Der Getreideboden, wo die ersten Versammlungen stattgefunden haben.

KIRCHE JESU CHRISTI DER HEILIGEN DER LETUTEN TAGE/SIGNE LASSI

Tao

Der Mormone am Hausruck

Vor 200 Jahren hatte Joseph Smith, ein Bauernbub im US-Staat New York, die erste einer ganzen Reihe von Visionen, die letztlich zur Gründung der Kirche Jesu Christi der Heiligen der Letzten Tage führen sollten. Um 1900 hatte sie bereits im fernen Österreich Wurzeln geschlagen – in Rottenbach bei Haag am Hausruck.

Vom Getreideboden aus ist die Zufahrtsstraße gut zu überblicken, falls der katholische Pfarrer mit dem Dorfgendarmen anrücken sollte. Ob der Fluchtweg durch die Falltür jemals benutzt wurde, ist nicht überliefert: Die ersten Versammlungen der Kirche Jesu Christi der Heiligen der Letzten Tage in Österreich wurden um 1900 im Michlmayr-Hof in der Gemeinde Rottenbach bei Haag im Hausruck abgehalten.

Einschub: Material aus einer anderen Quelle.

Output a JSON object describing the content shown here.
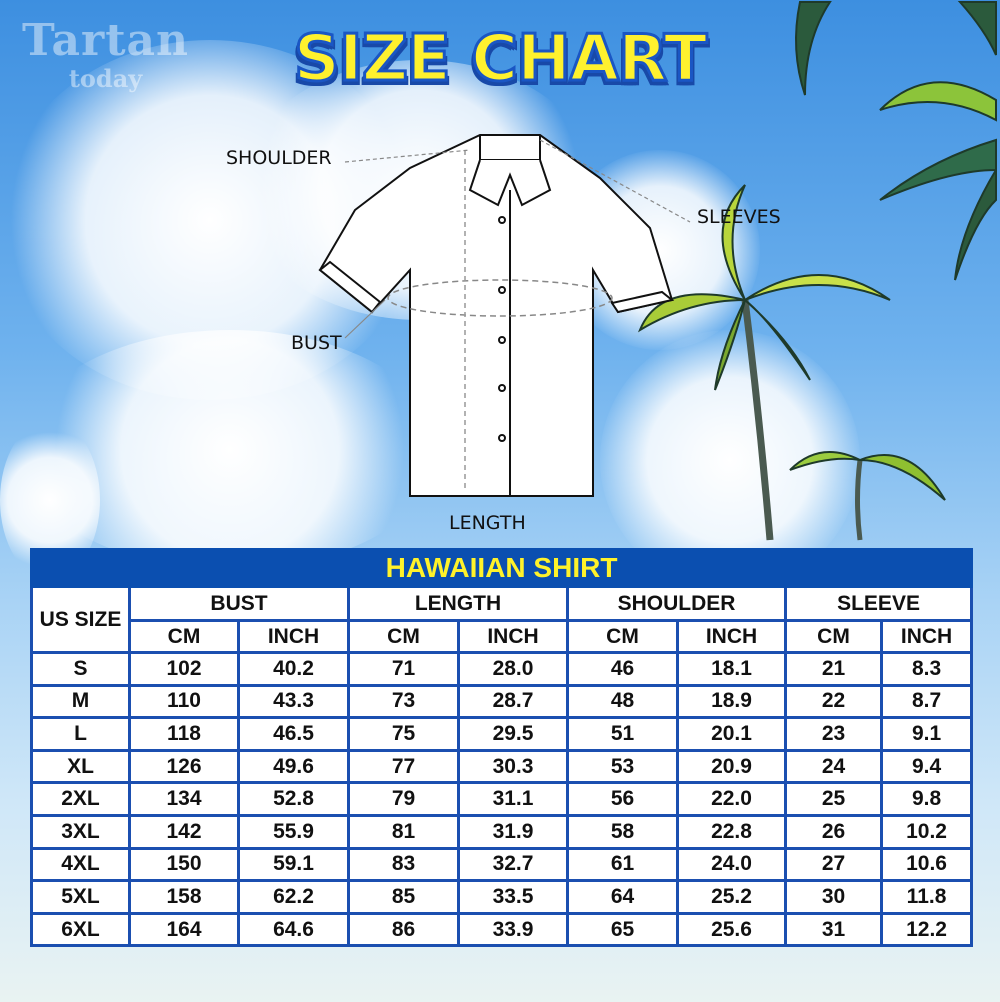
{
  "logo": {
    "line1": "Tartan",
    "line2": "today"
  },
  "title": "SIZE CHART",
  "diagram_labels": {
    "shoulder": "SHOULDER",
    "sleeves": "SLEEVES",
    "bust": "BUST",
    "length": "LENGTH"
  },
  "colors": {
    "header_blue": "#0b4fb0",
    "title_yellow": "#fff12e",
    "border_blue": "#1b4fb0"
  },
  "table": {
    "caption": "HAWAIIAN SHIRT",
    "size_header": "US SIZE",
    "groups": [
      "BUST",
      "LENGTH",
      "SHOULDER",
      "SLEEVE"
    ],
    "units": [
      "CM",
      "INCH",
      "CM",
      "INCH",
      "CM",
      "INCH",
      "CM",
      "INCH"
    ],
    "rows": [
      [
        "S",
        "102",
        "40.2",
        "71",
        "28.0",
        "46",
        "18.1",
        "21",
        "8.3"
      ],
      [
        "M",
        "110",
        "43.3",
        "73",
        "28.7",
        "48",
        "18.9",
        "22",
        "8.7"
      ],
      [
        "L",
        "118",
        "46.5",
        "75",
        "29.5",
        "51",
        "20.1",
        "23",
        "9.1"
      ],
      [
        "XL",
        "126",
        "49.6",
        "77",
        "30.3",
        "53",
        "20.9",
        "24",
        "9.4"
      ],
      [
        "2XL",
        "134",
        "52.8",
        "79",
        "31.1",
        "56",
        "22.0",
        "25",
        "9.8"
      ],
      [
        "3XL",
        "142",
        "55.9",
        "81",
        "31.9",
        "58",
        "22.8",
        "26",
        "10.2"
      ],
      [
        "4XL",
        "150",
        "59.1",
        "83",
        "32.7",
        "61",
        "24.0",
        "27",
        "10.6"
      ],
      [
        "5XL",
        "158",
        "62.2",
        "85",
        "33.5",
        "64",
        "25.2",
        "30",
        "11.8"
      ],
      [
        "6XL",
        "164",
        "64.6",
        "86",
        "33.9",
        "65",
        "25.6",
        "31",
        "12.2"
      ]
    ]
  }
}
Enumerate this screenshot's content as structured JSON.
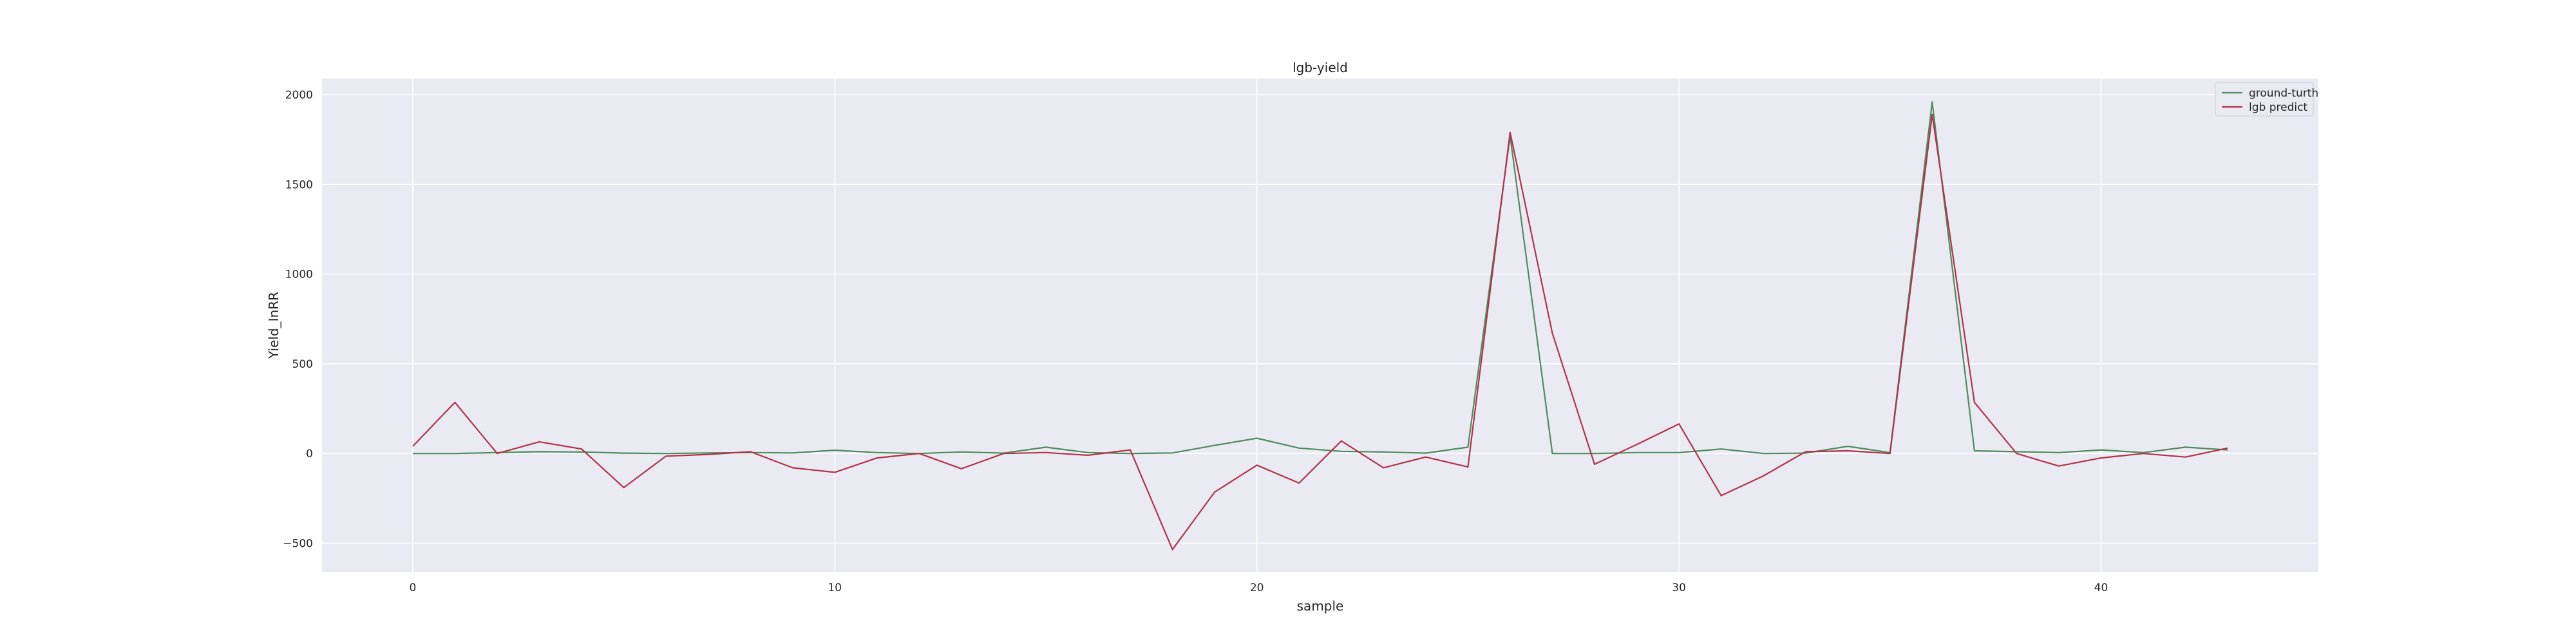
{
  "chart_data": {
    "type": "line",
    "title": "lgb-yield",
    "xlabel": "sample",
    "ylabel": "Yield_InRR",
    "xlim": [
      -2.15,
      45.15
    ],
    "ylim": [
      -660,
      2090
    ],
    "xticks": [
      0,
      10,
      20,
      30,
      40
    ],
    "yticks": [
      -500,
      0,
      500,
      1000,
      1500,
      2000
    ],
    "grid": true,
    "legend_position": "top-right",
    "background": "#eaeaf2",
    "x": [
      0,
      1,
      2,
      3,
      4,
      5,
      6,
      7,
      8,
      9,
      10,
      11,
      12,
      13,
      14,
      15,
      16,
      17,
      18,
      19,
      20,
      21,
      22,
      23,
      24,
      25,
      26,
      27,
      28,
      29,
      30,
      31,
      32,
      33,
      34,
      35,
      36,
      37,
      38,
      39,
      40,
      41,
      42,
      43
    ],
    "series": [
      {
        "name": "ground-turth",
        "color": "#4c8c5e",
        "values": [
          0,
          0,
          5,
          10,
          8,
          2,
          0,
          3,
          5,
          3,
          18,
          5,
          0,
          8,
          2,
          35,
          5,
          0,
          3,
          45,
          85,
          30,
          12,
          8,
          2,
          35,
          1770,
          0,
          0,
          5,
          5,
          25,
          0,
          2,
          40,
          5,
          1960,
          15,
          10,
          5,
          20,
          5,
          35,
          20
        ]
      },
      {
        "name": "lgb predict",
        "color": "#b2324a",
        "values": [
          40,
          285,
          0,
          65,
          25,
          -190,
          -15,
          -5,
          10,
          -80,
          -105,
          -25,
          0,
          -85,
          0,
          5,
          -10,
          20,
          -535,
          -215,
          -65,
          -165,
          70,
          -80,
          -20,
          -75,
          1790,
          670,
          -60,
          50,
          165,
          -235,
          -125,
          10,
          15,
          0,
          1890,
          285,
          0,
          -70,
          -25,
          0,
          -20,
          30
        ]
      }
    ]
  }
}
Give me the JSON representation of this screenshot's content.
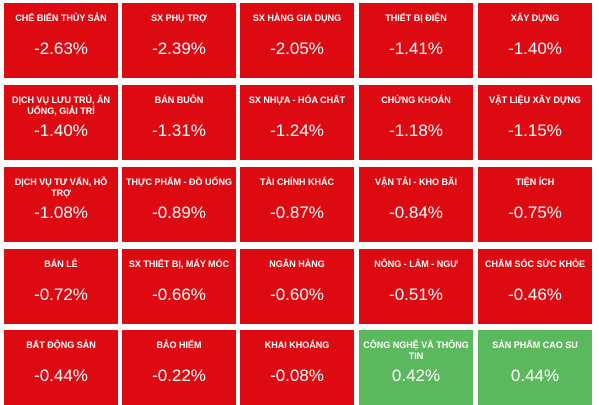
{
  "tiles": [
    {
      "name": "CHẾ BIẾN THỦY SẢN",
      "change": "-2.63%",
      "color": "#dd0a12"
    },
    {
      "name": "SX PHỤ TRỢ",
      "change": "-2.39%",
      "color": "#dd0a12"
    },
    {
      "name": "SX HÀNG GIA DỤNG",
      "change": "-2.05%",
      "color": "#dd0a12"
    },
    {
      "name": "THIẾT BỊ ĐIỆN",
      "change": "-1.41%",
      "color": "#dd0a12"
    },
    {
      "name": "XÂY DỰNG",
      "change": "-1.40%",
      "color": "#dd0a12"
    },
    {
      "name": "DỊCH VỤ LƯU TRÚ, ĂN UỐNG, GIẢI TRÍ",
      "change": "-1.40%",
      "color": "#dd0a12"
    },
    {
      "name": "BÁN BUÔN",
      "change": "-1.31%",
      "color": "#dd0a12"
    },
    {
      "name": "SX NHỰA - HÓA CHẤT",
      "change": "-1.24%",
      "color": "#dd0a12"
    },
    {
      "name": "CHỨNG KHOÁN",
      "change": "-1.18%",
      "color": "#dd0a12"
    },
    {
      "name": "VẬT LIỆU XÂY DỰNG",
      "change": "-1.15%",
      "color": "#dd0a12"
    },
    {
      "name": "DỊCH VỤ TƯ VẤN, HỖ TRỢ",
      "change": "-1.08%",
      "color": "#dd0a12"
    },
    {
      "name": "THỰC PHẨM - ĐỒ UỐNG",
      "change": "-0.89%",
      "color": "#dd0a12"
    },
    {
      "name": "TÀI CHÍNH KHÁC",
      "change": "-0.87%",
      "color": "#dd0a12"
    },
    {
      "name": "VẬN TẢI - KHO BÃI",
      "change": "-0.84%",
      "color": "#dd0a12"
    },
    {
      "name": "TIỆN ÍCH",
      "change": "-0.75%",
      "color": "#dd0a12"
    },
    {
      "name": "BÁN LẺ",
      "change": "-0.72%",
      "color": "#dd0a12"
    },
    {
      "name": "SX THIẾT BỊ, MÁY MÓC",
      "change": "-0.66%",
      "color": "#dd0a12"
    },
    {
      "name": "NGÂN HÀNG",
      "change": "-0.60%",
      "color": "#dd0a12"
    },
    {
      "name": "NÔNG - LÂM - NGƯ",
      "change": "-0.51%",
      "color": "#dd0a12"
    },
    {
      "name": "CHĂM SÓC SỨC KHỎE",
      "change": "-0.46%",
      "color": "#dd0a12"
    },
    {
      "name": "BẤT ĐỘNG SẢN",
      "change": "-0.44%",
      "color": "#dd0a12"
    },
    {
      "name": "BẢO HIỂM",
      "change": "-0.22%",
      "color": "#dd0a12"
    },
    {
      "name": "KHAI KHOÁNG",
      "change": "-0.08%",
      "color": "#dd0a12"
    },
    {
      "name": "CÔNG NGHỆ VÀ THÔNG TIN",
      "change": "0.42%",
      "color": "#5cb85c"
    },
    {
      "name": "SẢN PHẨM CAO SU",
      "change": "0.44%",
      "color": "#5cb85c"
    }
  ]
}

„Sein Evangelium gepredigt und Bücherl ausgeteilt.“

Religionsfreiheit galt damals in Österreich nur für gesetzlich anerkannte Religionsgemeinschaften: Allen anderen war nur die „häusliche“ Religionsausübung gestattet. Der Bauer Johann Huber tat also an sich nichts Verbotenes. Trotzdem wurden die Versammlungen immer wieder gestört. Auch in der Zeitung wurde vor Huber gewarnt: Er soll sogar im Wirtshaus „sein Evangelium gepredigt und Bücherl ausgeteilt“ haben.

Der Hof ist bis heute im Familienbesitz: Den Getreideboden samt Falltür gibt es noch. Im Sommer haben sich hier junge Mitglieder der Kirche Jesu Christi der Heiligen der Letzten Tage versammelt, um mehr über Johann Huber zu erfahren. Er war auf jeden Fall wohlhabend und entsprechend selbstbewusst. Die neue Kirche hat er über einen Jugendfreund kennengelernt, der nach einigen Jahren in den USA in die Heimat zurückgekehrt war.

Vom Pfarrer „abgekanzelt“

Eine entscheidende Rolle scheint der katholische Pfarrer von Rottenbach gespielt zu haben. Er soll Johann Huber wegen seiner politischen, liberalen Gesinnung in einer Predigt regelrecht „abgekanzelt“ haben. Außerdem wollte Johann Huber nicht, dass seine Kinder im Religionsunterricht zur Beichte gehen müssen. Andere sind damals aus ähnlichen Motiven evangelisch oder altkatholisch geworden - Johann Huber wurde „Mormone“.

Diese Bezeichnung lehnt die Kirche mittlerweile offiziell ab: Sie war ursprünglich ein Spottname aus der Zeit der Verfolgung – bevor die Kirche 1847 im heutigen Bundesstaat Utah (damals noch nicht Teil der USA) eine Heimat fand.

„Wortkrieg und Tumult der Meinungen.“

Ihre Anfänge reichen in die Zeit der großen „Erweckungsbewegungen“ am Beginn des 19. Jahrhunderts zurück. Auf der Suche nach der „wahren“ Kirche schlossen sich viele Familien vorerst lieber gar keiner der zahllosen Gemeinschaften an.

So hält es auch die Familie von Joseph Smith. Im „Wortkrieg und Tumult der Meinungen“, wie er es später formuliert, hat er (gerade 15 Jahre alt) 1820 seine erste Vision: Gott-Vater weist dabei auf Jesus – mit dem Auftrag: „Ihn höre“. Drei Jahre später soll ihn dann ein Engel zum Fundort des Buches Mormon geführt haben: Es berichtet von einem Stamm des Volkes Israel, den es nach Amerika verschlägt – und in dessen Tempel später auch Jesus gelehrt haben soll.

The Church of Jesus Christ of Latter-day Saints

1830 vernimmt Joseph Smith dann in einer Vision den Auftrag, die „wahre“ Kirche wieder zu errichten – unter dem Namen The Church of Jesus Christ of Latter-day Saints: 16 Millionen Mitglieder hat sie mittlerweile in aller Welt.

Seit 1955 ist sie auch in Österreich gesetzlich anerkannt, mit knapp 5.000 Mitgliedern. Und wie sich beim sommerlichen Treffen im Michlmayr-Hof gezeigt hat: Erstaunlich viele von ihnen sind in der einen oder anderen Form mit Johann Huber verwandt.